Book Review: Golden

Golden (Golden #1)
Narrated By: Jenna Lamia
Published By: Brilliance Audio
Publication Date: July 2006
Length: 5 hours, 50 minutes
Buy it at Amazon or IndieBound
Source: Library
Audience: Young Adult - Paranormal

On the Writing & Story:

I heard Jennifer Lynn Barnes speak at the Smart Chicks tour stop in Seattle earlier this year. I was really intrigued by her background as a writer (she started publishing works in her teens) and her life experiences. One doesn't often hear of someone who has been both a competitive cheerleader and a primate researcher. She is such an interesting person. I have her wolf series to read, but I wanted a taste of her writing now so I looked up what audiobooks my local library had available. The only title that popped up was Golden; I had never heard of this series, but I figured I could give it a try. Golden wasn't the best I've read this year, but it was interesting and kept me laughing.

Golden focuses on Lissy James, a teen who has the sight. Lissy isn't too happy about this gift that seems to plague the female members of her family, but there isn't much she can do about it. Lissy sees the color of peoples' auras and that allows her to understand their personalities and gives her insight into their actions. In addition, she can also see the connections that bind people together in relationships. As Lissy is struggling to cope with moving from California to Oklahoma and fitting into a new social scene, she is also finding out more about her gift and how it works. She soon learns that she can untie or strengthen the connections between people. She's also shocked to learn that she can even create new connections based on her knowledge of aura colors. The books spends most of its time unveiling Lissy's gifts and her exploration of them. It almost felt like too much at times. However, my patience was rewarded when the investigation of the math teacher began. I found that element of the plot to be the one that truly kept me listening to this one. I also enjoyed learning more about the color of the auras.

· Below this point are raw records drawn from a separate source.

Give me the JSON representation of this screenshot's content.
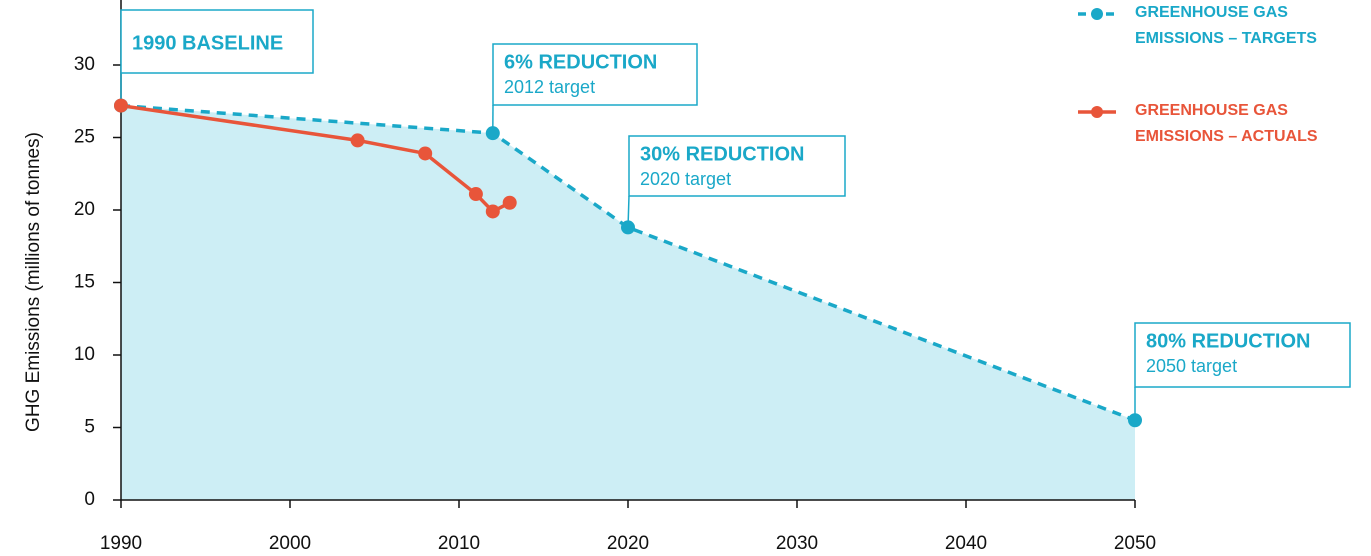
{
  "chart_data": {
    "type": "line",
    "y_label": "GHG Emissions (millions of tonnes)",
    "xlim": [
      1990,
      2050
    ],
    "xticks": [
      1990,
      2000,
      2010,
      2020,
      2030,
      2040,
      2050
    ],
    "ylim": [
      0,
      33
    ],
    "yticks": [
      0,
      5,
      10,
      15,
      20,
      25,
      30
    ],
    "legend": "top-right",
    "area_color": "#cdeef5",
    "series": [
      {
        "name": "GREENHOUSE GAS EMISSIONS – TARGETS",
        "color": "#1aa8c8",
        "style": "dashed",
        "x": [
          1990,
          2012,
          2020,
          2050
        ],
        "values": [
          27.2,
          25.3,
          18.8,
          5.5
        ]
      },
      {
        "name": "GREENHOUSE GAS EMISSIONS – ACTUALS",
        "color": "#e8553a",
        "style": "solid",
        "x": [
          1990,
          2004,
          2008,
          2011,
          2012,
          2013
        ],
        "values": [
          27.2,
          24.8,
          23.9,
          21.1,
          19.9,
          20.5
        ]
      }
    ],
    "annotations": [
      {
        "title": "1990 BASELINE"
      },
      {
        "title": "6% REDUCTION",
        "subtitle": "2012 target"
      },
      {
        "title": "30% REDUCTION",
        "subtitle": "2020 target"
      },
      {
        "title": "80% REDUCTION",
        "subtitle": "2050 target"
      }
    ]
  }
}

Golden wasn't a horrible book and it has lots of merits, but it just fell flat for me. I found myself being irked with elements one second and in love with them the next. For example, Lissy frustrated me and I didn't really like her for most of the book, but then her inner voice would turn on and she'd having me cracking up. The humor was by far one of the biggest strengths of Barnes' writing in this one. I'm curious to see if it makes appearances in her other works.

I suppose my biggest complaint is that this book was just mediocre for me.  There wasn't anything unique or compelling to make me want to finish this one in a hurry. It was slightly predictable. However, with all that being said, I'm still impressed that Barnes was able to craft something of the caliber at such a young age. I am still going to read her newer works, but I don't know that I will go out of my way to finish this series.

On the Audio:

I suppose I could blame some of my feelings about Lissy on the fact that this was an audiobook. I seem to allow the narrator's voice and interpretation of the characters to dictate how I feel about them. Jenna Lamia's voice in this one was whiny and grated on my nerves. I have listened to other books that she has narrated and I have not had the same issue. I don't know what is was about this one. I would suggest avoiding the audio version and reading this in traditional format. There was also music between each chapter of this one; it actually annoyed me and often would jolt me out of my reverie.

One Last Gripe: There were so many hidden gems in this one. I just feel like they got buried beneath the mundane.

My Favorite Thing About This Book: The powers of those with the sight

Favorite Character: Dylan

Least Favorite Character: Fuschia

When Lissy James moves from California to Oklahoma, she finds herself in the middle of a teenage nightmare: a social scene to rival a Hollywood movie. And as if understanding the hierarchy of the Goldens vs. the Nons isn't hard enough, Lissy's ever-growing Aura Vision is getting harder and harder to hide. If she's not careful, she's going to become a Non faster than you can say “freak.”

But it's becoming clear that Emory High has a few secrets of its own. Around the halls, the term “special powers” goes way beyond one's ability to attract the opposite sex, and there may be something more evil than the A-crowd lurking in the classrooms. Lissy can see a lot more than the average girl, but she's about to learn the hard way that things aren't always as they appear and you can't always judge a girl by her lip gloss.